Troviamo rapidamente i tre ragazzi: uno è in condizioni gravi, gli altri
due sembrano stare meglio. C’è il terrore nei loro occhi quando diciamo
che per chiamare l’ambulanza e salvare il loro amico arriverà sicuramente la polizia
bulgara. Ci vuole molto tempo per rassicurarli che, grazie alla nostra
presenza, non verranno picchiati, ma condotti in un centro di detenzione per
due settimane e poi in un campo aperto, dove sarà loro possibile chiedere asilo
in Bulgaria.
A seguito del nostro intervento, il ragazzo in situazione critica si
stabilizza lentamente e inizia ad essere cosciente. 20 minuti dopo la nostra
chiamata al 112, arriva la polizia di confine.

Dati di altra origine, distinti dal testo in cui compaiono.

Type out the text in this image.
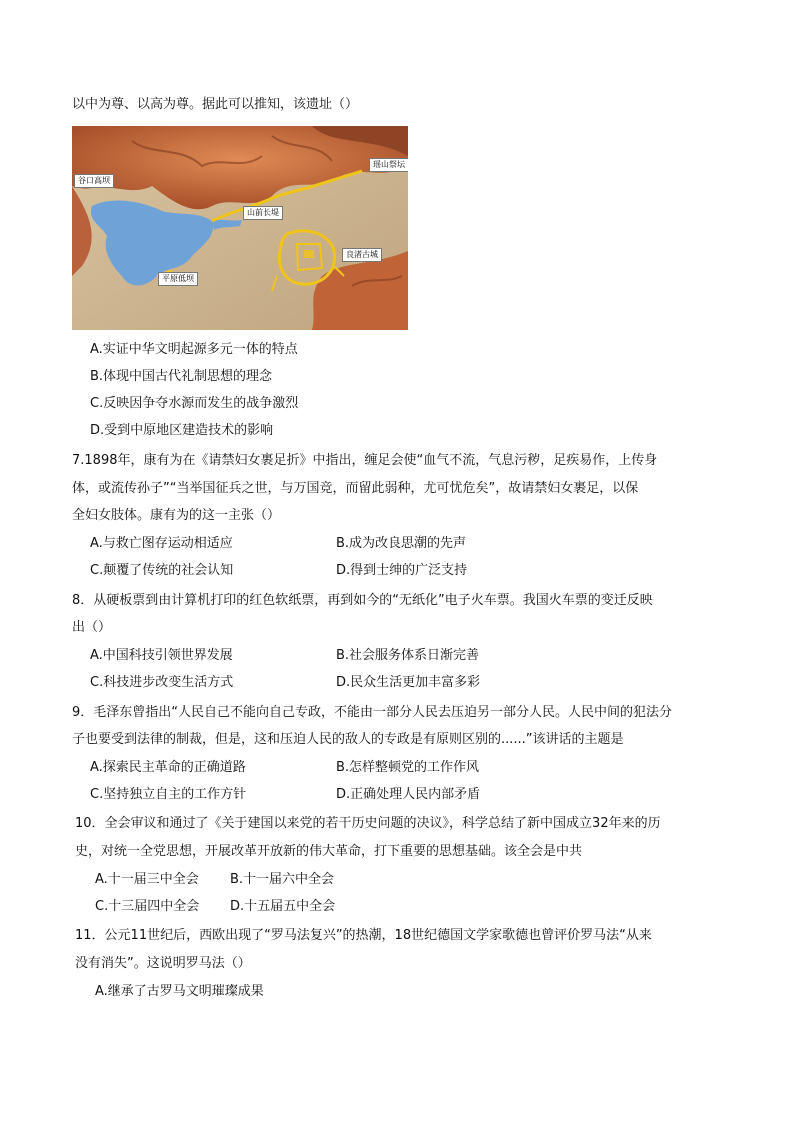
以中为尊、以高为尊。据此可以推知，该遗址（）
瑶山祭坛
谷口高坝
山前长堤
良渚古城
平原低坝
A.实证中华文明起源多元一体的特点
B.体现中国古代礼制思想的理念
C.反映因争夺水源而发生的战争激烈
D.受到中原地区建造技术的影响
7.1898年，康有为在《请禁妇女裹足折》中指出，缠足会使“血气不流，气息污秽，足疾易作，上传身
体，或流传孙子”“当举国征兵之世，与万国竞，而留此弱种，尤可忧危矣”，故请禁妇女裹足，以保
全妇女肢体。康有为的这一主张（）
A.与救亡图存运动相适应	B.成为改良思潮的先声
C.颠覆了传统的社会认知	D.得到士绅的广泛支持
8．从硬板票到由计算机打印的红色软纸票，再到如今的“无纸化”电子火车票。我国火车票的变迁反映
出（）
A.中国科技引领世界发展	B.社会服务体系日渐完善
C.科技进步改变生活方式	D.民众生活更加丰富多彩
9．毛泽东曾指出“人民自己不能向自己专政，不能由一部分人民去压迫另一部分人民。人民中间的犯法分
子也要受到法律的制裁，但是，这和压迫人民的敌人的专政是有原则区别的......”该讲话的主题是
A.探索民主革命的正确道路	B.怎样整顿党的工作作风
C.坚持独立自主的工作方针	D.正确处理人民内部矛盾
10．全会审议和通过了《关于建国以来党的若干历史问题的决议》，科学总结了新中国成立32年来的历
史，对统一全党思想，开展改革开放新的伟大革命，打下重要的思想基础。该全会是中共
A.十一届三中全会 B.十一届六中全会
C.十三届四中全会 D.十五届五中全会
11．公元11世纪后，西欧出现了“罗马法复兴”的热潮，18世纪德国文学家歌德也曾评价罗马法“从来
没有消失”。这说明罗马法（）
A.继承了古罗马文明璀璨成果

Dopo aver urlato e intimidito i presenti, ci viene chiesto di andare verso
la loro auto. Lì, aspettiamo per tre ore sotto pioggia e neve: i tre ragazzi
sono esausti e assiderati, faticano a camminare, scarpe e giacche sono zuppi
d’acqua. Ci chiedono insistentemente di non lasciarli da soli con la polizia.

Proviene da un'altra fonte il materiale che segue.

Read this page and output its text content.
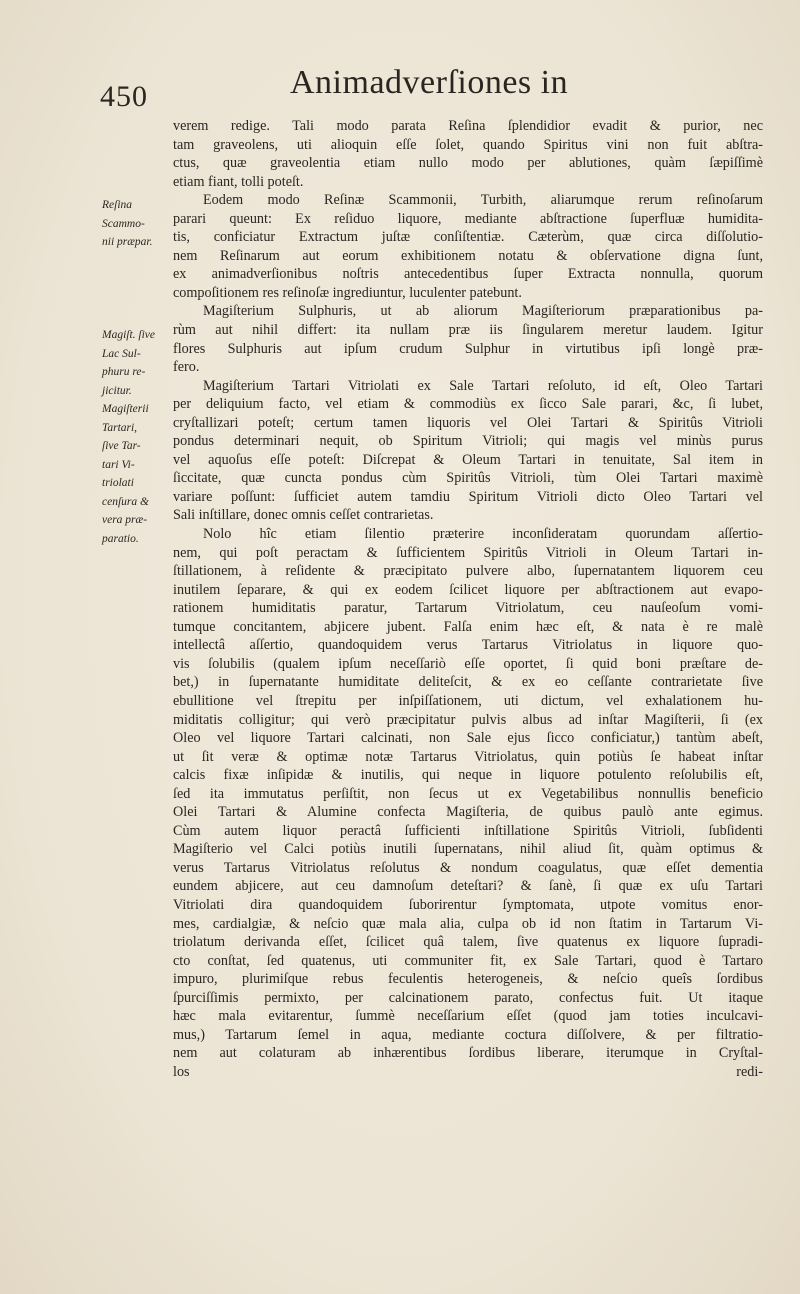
450	Animadverſiones in
Reſina
Scammo-
nii præpar.
Magiſt. ſive
Lac Sul-
phuru re-
jicitur.
Magiſterii
Tartari,
ſive Tar-
tari Vi-
triolati
cenſura &
vera præ-
paratio.
verem redige. Tali modo parata Reſina ſplendidior evadit & purior, nec
tam graveolens, uti alioquin eſſe ſolet, quando Spiritus vini non fuit abſtra-
ctus, quæ graveolentia etiam nullo modo per ablutiones, quàm ſæpiſſimè
etiam fiant, tolli poteſt.
Eodem modo Reſinæ Scammonii, Turbith, aliarumque rerum reſinoſarum
parari queunt: Ex reſiduo liquore, mediante abſtractione ſuperfluæ humidita-
tis, conficiatur Extractum juſtæ conſiſtentiæ. Cæterùm, quæ circa diſſolutio-
nem Reſinarum aut eorum exhibitionem notatu & obſervatione digna ſunt,
ex animadverſionibus noſtris antecedentibus ſuper Extracta nonnulla, quorum
compoſitionem res reſinoſæ ingrediuntur, luculenter patebunt.
Magiſterium Sulphuris, ut ab aliorum Magiſteriorum præparationibus pa-
rùm aut nihil differt: ita nullam præ iis ſingularem meretur laudem. Igitur
flores Sulphuris aut ipſum crudum Sulphur in virtutibus ipſi longè præ-
fero.
Magiſterium Tartari Vitriolati ex Sale Tartari reſoluto, id eſt, Oleo Tartari
per deliquium facto, vel etiam & commodiùs ex ſicco Sale parari, &c, ſi lubet,
cryſtallizari poteſt; certum tamen liquoris vel Olei Tartari & Spiritûs Vitrioli
pondus determinari nequit, ob Spiritum Vitrioli; qui magis vel minùs purus
vel aquoſus eſſe poteſt: Diſcrepat & Oleum Tartari in tenuitate, Sal item in
ſiccitate, quæ cuncta pondus cùm Spiritûs Vitrioli, tùm Olei Tartari maximè
variare poſſunt: ſufficiet autem tamdiu Spiritum Vitrioli dicto Oleo Tartari vel
Sali inſtillare, donec omnis ceſſet contrarietas.
Nolo hîc etiam ſilentio præterire inconſideratam quorundam aſſertio-
nem, qui poſt peractam & ſufficientem Spiritûs Vitrioli in Oleum Tartari in-
ſtillationem, à reſidente & præcipitato pulvere albo, ſupernatantem liquorem ceu
inutilem ſeparare, & qui ex eodem ſcilicet liquore per abſtractionem aut evapo-
rationem humiditatis paratur, Tartarum Vitriolatum, ceu nauſeoſum vomi-
tumque concitantem, abjicere jubent. Falſa enim hæc eſt, & nata è re malè
intellectâ aſſertio, quandoquidem verus Tartarus Vitriolatus in liquore quo-
vis ſolubilis (qualem ipſum neceſſariò eſſe oportet, ſi quid boni præſtare de-
bet,) in ſupernatante humiditate deliteſcit, & ex eo ceſſante contrarietate ſive
ebullitione vel ſtrepitu per inſpiſſationem, uti dictum, vel exhalationem hu-
miditatis colligitur; qui verò præcipitatur pulvis albus ad inſtar Magiſterii, ſi (ex
Oleo vel liquore Tartari calcinati, non Sale ejus ſicco conficiatur,) tantùm abeſt,
ut ſit veræ & optimæ notæ Tartarus Vitriolatus, quin potiùs ſe habeat inſtar
calcis fixæ inſipidæ & inutilis, qui neque in liquore potulento reſolubilis eſt,
ſed ita immutatus perſiſtit, non ſecus ut ex Vegetabilibus nonnullis beneficio
Olei Tartari & Alumine confecta Magiſteria, de quibus paulò ante egimus.
Cùm autem liquor peractâ ſufficienti inſtillatione Spiritûs Vitrioli, ſubſidenti
Magiſterio vel Calci potiùs inutili ſupernatans, nihil aliud ſit, quàm optimus &
verus Tartarus Vitriolatus reſolutus & nondum coagulatus, quæ eſſet dementia
eundem abjicere, aut ceu damnoſum deteſtari? & ſanè, ſi quæ ex uſu Tartari
Vitriolati dira quandoquidem ſuborirentur ſymptomata, utpote vomitus enor-
mes, cardialgiæ, & neſcio quæ mala alia, culpa ob id non ſtatim in Tartarum Vi-
triolatum derivanda eſſet, ſcilicet quâ talem, ſive quatenus ex liquore ſupradi-
cto conſtat, ſed quatenus, uti communiter fit, ex Sale Tartari, quod è Tartaro
impuro, plurimiſque rebus feculentis heterogeneis, & neſcio queîs ſordibus
ſpurciſſimis permixto, per calcinationem parato, confectus fuit. Ut itaque
hæc mala evitarentur, ſummè neceſſarium eſſet (quod jam toties inculcavi-
mus,) Tartarum ſemel in aqua, mediante coctura diſſolvere, & per filtratio-
nem aut colaturam ab inhærentibus ſordibus liberare, iterumque in Cryſtal-
los redi-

Sono ancora molto spaventati.
Chiediamo alla polizia di confine se almeno il ragazzo in condizioni più
critiche possa ripararsi nella loro macchina. Non trema per il freddo, sembrano
quasi convulsioni. Il poliziotto ci risponde sorridendo che non fa freddo e ci
provoca dicendo che se ci teniamo possiamo dargli una delle giacche che stiamo
indossando.
Un agente cerca di intimidirci chiedendo i passaporti, che come sappiamo
non sono necessari. Le carte d’identità verranno richieste più volte durante le
successive tre ore. Dopo una lunga attesa finalmente arriva un’ambulanza e fa
un rapido controllo medico a tutti, ma se ne va presto vuota. Durante le tre
ore di attesa, il ragazzo più in difficoltà si lamenta ad alta voce e
ripetutamente; contrae il volto in espressioni di dolore intenso: ha i piedi
piagati e congelati, quindi glieli puliamo, disinfettiamo e mettiamo delle
bende prima di indossare calzini asciutti. Due di noi per ore gli stanno
fisicamente attorno, abbracciandolo e cercando di non far scendere la sua
temperatura. Le barrette energetiche vengono distribuite più volte. I telefoni
dei tre ragazzi vengono presi dalla polizia di confine.
Dopo lunghe ore di attesa, tensione e gelo un ufficiale della polizia ci
dice che saremo arrestati e che dobbiamo consegnare i telefoni. Diciamo che
glieli daremo solo quando saremo ufficialmente arrestati e riceveremo i
documenti relativi. Per il momento possiamo continuare ad usarli.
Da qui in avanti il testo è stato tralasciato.